While many of those showing in London have a well-defined aesthetic that subverts the notion of trends – Molly Goddard’s exploding tulle, Simone Rocha’s bow-heavy fantasy – there were a handful of recurring themes that seemed inescapable. Here, we break down the trends of the season. Consider them something to look forward to post-winter.
The biker jacket, an indie-sleaze staple, makes its triumphant return. Or perhaps it never left. This season’s iterations are studded and pierced, oft worn over a soft flowing frock to add some effortless edge. Even designers with the most delicate tendencies – Erdem, Simone Rocha – couldn’t resist its guitar-heavy siren song.
The dropped waist gives way to sleek, extended torsos. An elegant expression when applied to floor-sweeping frocks and, most unexpectedly, Daniel Lee's latest Burberry trenches.

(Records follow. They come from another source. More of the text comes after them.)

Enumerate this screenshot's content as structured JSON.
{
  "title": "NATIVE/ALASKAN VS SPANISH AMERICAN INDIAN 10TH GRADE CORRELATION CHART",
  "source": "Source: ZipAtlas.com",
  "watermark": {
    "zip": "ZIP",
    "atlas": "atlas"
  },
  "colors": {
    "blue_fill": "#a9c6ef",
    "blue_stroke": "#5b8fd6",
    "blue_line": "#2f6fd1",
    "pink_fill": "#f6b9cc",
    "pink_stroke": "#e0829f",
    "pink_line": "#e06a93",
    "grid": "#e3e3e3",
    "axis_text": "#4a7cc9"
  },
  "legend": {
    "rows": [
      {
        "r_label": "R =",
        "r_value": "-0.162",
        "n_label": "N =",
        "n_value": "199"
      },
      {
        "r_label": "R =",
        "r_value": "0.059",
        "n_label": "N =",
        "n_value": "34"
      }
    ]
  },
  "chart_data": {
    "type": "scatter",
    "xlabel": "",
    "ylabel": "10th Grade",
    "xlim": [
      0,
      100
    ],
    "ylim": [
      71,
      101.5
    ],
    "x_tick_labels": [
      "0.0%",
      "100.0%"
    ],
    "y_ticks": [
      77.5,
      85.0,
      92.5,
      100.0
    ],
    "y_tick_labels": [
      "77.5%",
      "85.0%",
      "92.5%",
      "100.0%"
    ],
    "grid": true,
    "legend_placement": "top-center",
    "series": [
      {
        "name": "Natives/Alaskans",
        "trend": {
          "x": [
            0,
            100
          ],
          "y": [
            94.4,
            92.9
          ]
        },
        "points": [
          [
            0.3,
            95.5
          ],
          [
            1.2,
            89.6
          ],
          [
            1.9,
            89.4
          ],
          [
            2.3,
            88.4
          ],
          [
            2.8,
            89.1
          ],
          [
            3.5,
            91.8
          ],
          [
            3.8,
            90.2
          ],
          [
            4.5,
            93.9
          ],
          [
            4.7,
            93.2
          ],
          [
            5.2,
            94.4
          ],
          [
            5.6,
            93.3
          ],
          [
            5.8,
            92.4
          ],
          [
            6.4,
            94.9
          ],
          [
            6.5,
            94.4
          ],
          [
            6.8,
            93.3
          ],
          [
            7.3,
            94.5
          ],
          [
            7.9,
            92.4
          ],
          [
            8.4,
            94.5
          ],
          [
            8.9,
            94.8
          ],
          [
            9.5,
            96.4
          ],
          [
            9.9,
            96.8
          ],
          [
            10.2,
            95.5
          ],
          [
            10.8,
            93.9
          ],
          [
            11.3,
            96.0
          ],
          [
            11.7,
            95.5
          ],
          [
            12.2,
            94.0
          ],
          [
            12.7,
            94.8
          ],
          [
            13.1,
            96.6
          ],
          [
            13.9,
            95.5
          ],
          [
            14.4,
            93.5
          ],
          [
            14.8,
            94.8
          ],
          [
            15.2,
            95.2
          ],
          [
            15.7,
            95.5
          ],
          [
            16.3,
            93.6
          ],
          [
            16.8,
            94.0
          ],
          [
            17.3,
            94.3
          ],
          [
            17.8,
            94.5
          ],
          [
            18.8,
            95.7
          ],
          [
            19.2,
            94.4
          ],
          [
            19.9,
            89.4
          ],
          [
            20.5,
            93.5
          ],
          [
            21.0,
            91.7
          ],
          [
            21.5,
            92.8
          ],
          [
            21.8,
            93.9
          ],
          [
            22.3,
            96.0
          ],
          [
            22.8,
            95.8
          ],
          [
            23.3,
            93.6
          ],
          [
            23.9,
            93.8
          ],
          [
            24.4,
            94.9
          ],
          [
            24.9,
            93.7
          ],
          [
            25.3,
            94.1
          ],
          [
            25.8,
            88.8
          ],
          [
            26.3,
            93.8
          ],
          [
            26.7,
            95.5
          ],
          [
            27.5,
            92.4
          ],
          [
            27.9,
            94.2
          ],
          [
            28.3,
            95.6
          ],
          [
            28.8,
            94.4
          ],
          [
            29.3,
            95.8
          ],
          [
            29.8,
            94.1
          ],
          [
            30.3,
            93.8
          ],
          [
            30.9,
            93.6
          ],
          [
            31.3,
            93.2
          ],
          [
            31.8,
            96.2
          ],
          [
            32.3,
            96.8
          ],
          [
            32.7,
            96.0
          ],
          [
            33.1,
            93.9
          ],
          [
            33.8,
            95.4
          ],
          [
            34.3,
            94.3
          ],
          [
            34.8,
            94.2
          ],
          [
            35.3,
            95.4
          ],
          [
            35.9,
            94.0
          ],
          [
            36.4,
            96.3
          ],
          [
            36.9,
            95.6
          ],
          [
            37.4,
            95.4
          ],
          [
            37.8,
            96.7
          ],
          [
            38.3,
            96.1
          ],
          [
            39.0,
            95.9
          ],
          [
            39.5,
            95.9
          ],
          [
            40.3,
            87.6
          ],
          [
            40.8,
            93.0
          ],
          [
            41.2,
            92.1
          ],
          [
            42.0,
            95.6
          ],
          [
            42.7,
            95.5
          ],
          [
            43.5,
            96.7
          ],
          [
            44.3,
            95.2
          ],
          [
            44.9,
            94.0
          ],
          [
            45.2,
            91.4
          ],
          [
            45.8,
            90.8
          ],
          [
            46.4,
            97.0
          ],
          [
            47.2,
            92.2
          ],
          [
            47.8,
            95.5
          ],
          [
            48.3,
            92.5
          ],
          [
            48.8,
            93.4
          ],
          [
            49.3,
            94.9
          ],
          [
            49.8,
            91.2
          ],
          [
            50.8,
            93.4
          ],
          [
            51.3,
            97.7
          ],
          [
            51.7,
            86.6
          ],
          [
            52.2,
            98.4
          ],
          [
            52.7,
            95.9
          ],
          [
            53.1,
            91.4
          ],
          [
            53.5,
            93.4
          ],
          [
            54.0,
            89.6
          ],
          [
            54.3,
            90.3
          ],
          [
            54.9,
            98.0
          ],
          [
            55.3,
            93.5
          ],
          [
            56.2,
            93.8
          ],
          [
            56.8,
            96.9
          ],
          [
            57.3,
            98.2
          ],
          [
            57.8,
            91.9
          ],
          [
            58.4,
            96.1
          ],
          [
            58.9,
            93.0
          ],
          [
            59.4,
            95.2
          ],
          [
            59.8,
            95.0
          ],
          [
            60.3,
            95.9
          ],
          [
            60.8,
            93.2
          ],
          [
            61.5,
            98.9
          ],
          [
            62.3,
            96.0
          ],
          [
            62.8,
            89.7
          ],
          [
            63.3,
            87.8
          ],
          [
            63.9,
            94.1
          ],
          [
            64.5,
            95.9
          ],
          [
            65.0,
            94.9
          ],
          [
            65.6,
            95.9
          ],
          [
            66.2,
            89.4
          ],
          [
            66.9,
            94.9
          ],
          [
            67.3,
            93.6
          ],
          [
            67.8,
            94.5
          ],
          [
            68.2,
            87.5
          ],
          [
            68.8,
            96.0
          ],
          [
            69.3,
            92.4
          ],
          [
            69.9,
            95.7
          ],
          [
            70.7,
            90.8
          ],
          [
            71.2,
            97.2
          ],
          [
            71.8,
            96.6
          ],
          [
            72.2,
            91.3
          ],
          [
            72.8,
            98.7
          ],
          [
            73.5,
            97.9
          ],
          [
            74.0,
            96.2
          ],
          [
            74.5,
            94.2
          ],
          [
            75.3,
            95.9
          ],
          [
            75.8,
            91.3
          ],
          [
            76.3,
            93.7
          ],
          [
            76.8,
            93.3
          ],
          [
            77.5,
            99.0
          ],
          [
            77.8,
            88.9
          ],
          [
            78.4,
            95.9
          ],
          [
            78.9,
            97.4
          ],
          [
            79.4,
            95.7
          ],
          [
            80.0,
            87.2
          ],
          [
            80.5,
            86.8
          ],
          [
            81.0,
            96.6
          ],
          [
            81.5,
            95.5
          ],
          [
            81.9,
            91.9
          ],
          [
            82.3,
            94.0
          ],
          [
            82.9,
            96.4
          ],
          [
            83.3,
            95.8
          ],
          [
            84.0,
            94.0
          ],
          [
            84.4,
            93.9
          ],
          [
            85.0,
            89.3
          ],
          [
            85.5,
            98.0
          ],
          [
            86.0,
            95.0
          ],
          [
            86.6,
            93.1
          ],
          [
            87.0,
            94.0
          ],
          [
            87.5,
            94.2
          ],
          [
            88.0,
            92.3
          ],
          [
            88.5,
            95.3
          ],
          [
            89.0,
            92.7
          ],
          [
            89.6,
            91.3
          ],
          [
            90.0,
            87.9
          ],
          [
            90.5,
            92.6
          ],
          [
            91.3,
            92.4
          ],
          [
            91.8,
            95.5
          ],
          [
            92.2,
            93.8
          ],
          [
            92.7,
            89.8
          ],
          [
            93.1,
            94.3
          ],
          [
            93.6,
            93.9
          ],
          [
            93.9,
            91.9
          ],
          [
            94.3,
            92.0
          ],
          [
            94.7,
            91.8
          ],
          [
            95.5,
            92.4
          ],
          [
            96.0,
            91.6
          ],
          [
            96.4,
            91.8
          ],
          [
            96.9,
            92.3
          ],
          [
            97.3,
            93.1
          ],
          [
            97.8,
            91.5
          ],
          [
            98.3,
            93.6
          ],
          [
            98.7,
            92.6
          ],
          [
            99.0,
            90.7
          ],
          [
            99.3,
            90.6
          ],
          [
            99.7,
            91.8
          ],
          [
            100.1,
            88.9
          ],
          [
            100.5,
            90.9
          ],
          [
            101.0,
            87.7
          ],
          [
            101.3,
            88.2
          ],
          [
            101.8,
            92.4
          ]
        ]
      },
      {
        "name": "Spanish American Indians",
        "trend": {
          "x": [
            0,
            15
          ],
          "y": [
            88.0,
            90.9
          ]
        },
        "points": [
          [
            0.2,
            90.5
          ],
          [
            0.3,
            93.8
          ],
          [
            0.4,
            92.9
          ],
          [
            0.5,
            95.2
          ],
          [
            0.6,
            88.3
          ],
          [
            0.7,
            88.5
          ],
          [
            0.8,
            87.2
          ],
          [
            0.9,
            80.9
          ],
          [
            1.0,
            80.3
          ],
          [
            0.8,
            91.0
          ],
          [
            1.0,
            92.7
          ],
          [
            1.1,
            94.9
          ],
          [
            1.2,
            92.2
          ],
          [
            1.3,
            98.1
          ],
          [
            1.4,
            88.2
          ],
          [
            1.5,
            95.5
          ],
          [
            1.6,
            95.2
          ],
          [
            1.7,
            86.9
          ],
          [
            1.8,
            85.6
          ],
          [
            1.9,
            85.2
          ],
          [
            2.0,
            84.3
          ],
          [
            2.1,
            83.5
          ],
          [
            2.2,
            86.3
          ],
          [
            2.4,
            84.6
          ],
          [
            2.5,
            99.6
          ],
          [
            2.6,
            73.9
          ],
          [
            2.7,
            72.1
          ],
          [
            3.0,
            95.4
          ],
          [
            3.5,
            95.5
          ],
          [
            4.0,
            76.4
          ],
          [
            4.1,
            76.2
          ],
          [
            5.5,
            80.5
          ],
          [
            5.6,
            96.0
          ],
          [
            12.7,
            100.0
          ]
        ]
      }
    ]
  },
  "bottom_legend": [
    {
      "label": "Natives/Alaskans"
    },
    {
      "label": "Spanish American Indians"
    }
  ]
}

The preferred suit jacket of the season came oversized and double breasted. A no-fuss approach to smart tailoring that’s both country club-ready and impossibly cool.
Take the Tube
Teeny-tiny tube tops are back, baby. Worn with low slung trousers at Mowalola and Fashion East or with a prim and proper skirt at Molly Goddard, the tube top showed us its multiple personalities this season.
Hips Don't Lie
The sexiest whisper of skin to flash this season is the hip, exposed by way of cut outs, hiked up panties and high-cut bodysuits.
Flowers for Spring
Groundbreaking… really. In addition to the endless interpretations of florals found across garments, there were a notable number of actual flowers – carried by models, blooming from bags and, in the case of Simone Rocha, sewn into frocks. A wallet-friendly undertaking ripe for the plucking.